Episode20 影の騎士襲来
「輝く宝玉よ、放たれよ!シャイニングボール!」
僕はそう唱え、杖に魔力を流す。するた、先から光る球体が放たれた。
ドーン!
轟音の後、辺りの地面に亀裂が走る。どうも、僕は魔略制御が下手くそならしい。だから、マリアに教えてもらっている。この状況を見て、彼女は呆れのため息をつき、
「アンタさ...もっと、力を抜いてって何度いったらわかるの!?」
と怒られる。そんなこと言ったって、難しいから仕方がない。魔力量が多いってのは一長一短だな。魔法はたくさん使える、でも、制御か難しい。大きな力ほど翻弄されやすいのは典型的なパターンなのだが、ここまでとは思っていなかった。
「輝く宝玉よ、放たれよ!シャイニングボール!」
何度、この呪文を唱えたことか...。やっと、僕はある程度、魔力を制御できるようになった。今回も、もちろん成功。地面に少し跡が出来ただけだ。マリア曰く、本来はこの威力らしい(僕には本来なんて通じないと思うんだが...)。

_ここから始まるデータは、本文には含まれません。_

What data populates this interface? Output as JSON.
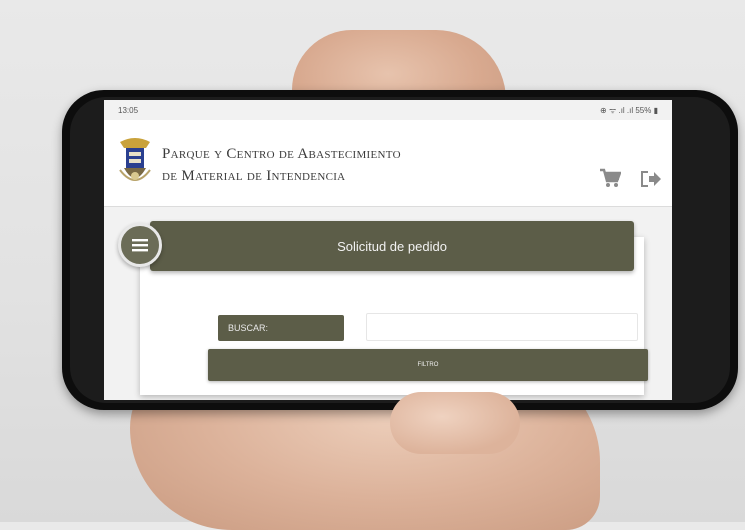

と、何やら騒がしくなってきた。場所は...宿屋の方だ。僕たちは気になって行ってみる。すると、そこにはあの黒い騎士・シャドウナイトがいるではないか...!
「遅いわよ!」
テーラが1体のシャドウナイトに応戦しながら、言ってくる。
「ゴメン...練習してたから...」
僕は言い終わる前に後ろにいた影の騎士が襲いかかってきた。僕はソイツを『魔力解放』で倒す。すると、続けざまに騎士は襲ってきた。僕はソイツたちを剣で縦に、斜めに、横に振り回し倒していく。
続いて、バーロンに向かって、騎士が一斉攻撃が仕掛ける。大丈夫か。と思ったが、どうやら杞憂だったようだ。彼は回し斬りソイツたちを一気に蹴散らす。おぉ、久しぶりに見たな。バーロンの回転斬り。

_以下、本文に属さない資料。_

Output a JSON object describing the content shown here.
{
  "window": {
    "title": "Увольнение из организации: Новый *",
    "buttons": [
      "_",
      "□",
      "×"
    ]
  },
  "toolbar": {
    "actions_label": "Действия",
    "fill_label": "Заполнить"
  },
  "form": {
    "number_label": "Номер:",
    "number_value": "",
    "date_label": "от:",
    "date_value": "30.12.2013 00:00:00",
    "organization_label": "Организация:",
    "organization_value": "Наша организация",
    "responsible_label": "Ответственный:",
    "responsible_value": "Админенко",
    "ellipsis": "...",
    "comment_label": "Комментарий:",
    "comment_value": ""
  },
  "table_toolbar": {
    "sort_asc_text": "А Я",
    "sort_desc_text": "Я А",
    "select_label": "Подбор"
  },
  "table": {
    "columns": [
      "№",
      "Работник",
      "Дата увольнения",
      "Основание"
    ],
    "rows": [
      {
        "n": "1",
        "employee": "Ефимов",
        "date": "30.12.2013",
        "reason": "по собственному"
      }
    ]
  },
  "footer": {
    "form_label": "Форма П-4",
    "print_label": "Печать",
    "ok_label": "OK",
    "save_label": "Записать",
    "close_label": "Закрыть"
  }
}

と、騎士のうちの1人が僕に斧を振り下ろしてきた。僕はそれを避け、ソイツの背中に剣を突き刺して倒した。よそ見をしてる場合ではない。おそらく、他の4人は大丈夫だろう。今は、自分のことに集中しよう。いや...一気に蹴散らすか?
「魔力よ、解き放て!」
てなわけで、僕は大規模な『魔力解放』でシャドウナイトを一気に蹴散らした(他の客も巻き込まれたようだが、怪我もなかったし謝れば許してもらえるだろ)。と、思われたのだが、1体だけ生き残りがいた。敵ながらやるではないか。
「輝く宝玉よ、放たれ...」
呪文の途中で杖が弾かれた。くっ...ならば...。
「即興魔法!リーセ...」
またまた、呪文が遮られた。今度ばかりはもう終わりだ。口を閉じられ言葉を発することが出来なくなったのだ。僕はなす術なく崩れ落ちる。そんな僕に騎士は容赦なく剣を振り落としてきた。
グサ!グサ!グサ!
ソイツに数本のナイフが刺さった。そして、倒れた。
「危なかったわね!」
地面に落ちた2本のナイフを手に、テーラが言う。
「うん、ありがとう。」
僕は彼女に礼を言う。数本あった物が2本に変わったのは、おそらく、エリーナさんかマリアが分身魔法「パラレル」を使ったからだろう。
その後、僕たちは『魔力解放』に巻き込まれた客に謝ってから(他の4人は何で私まで、俺までと文句を言っていたが...)、それぞれの部屋に戻った。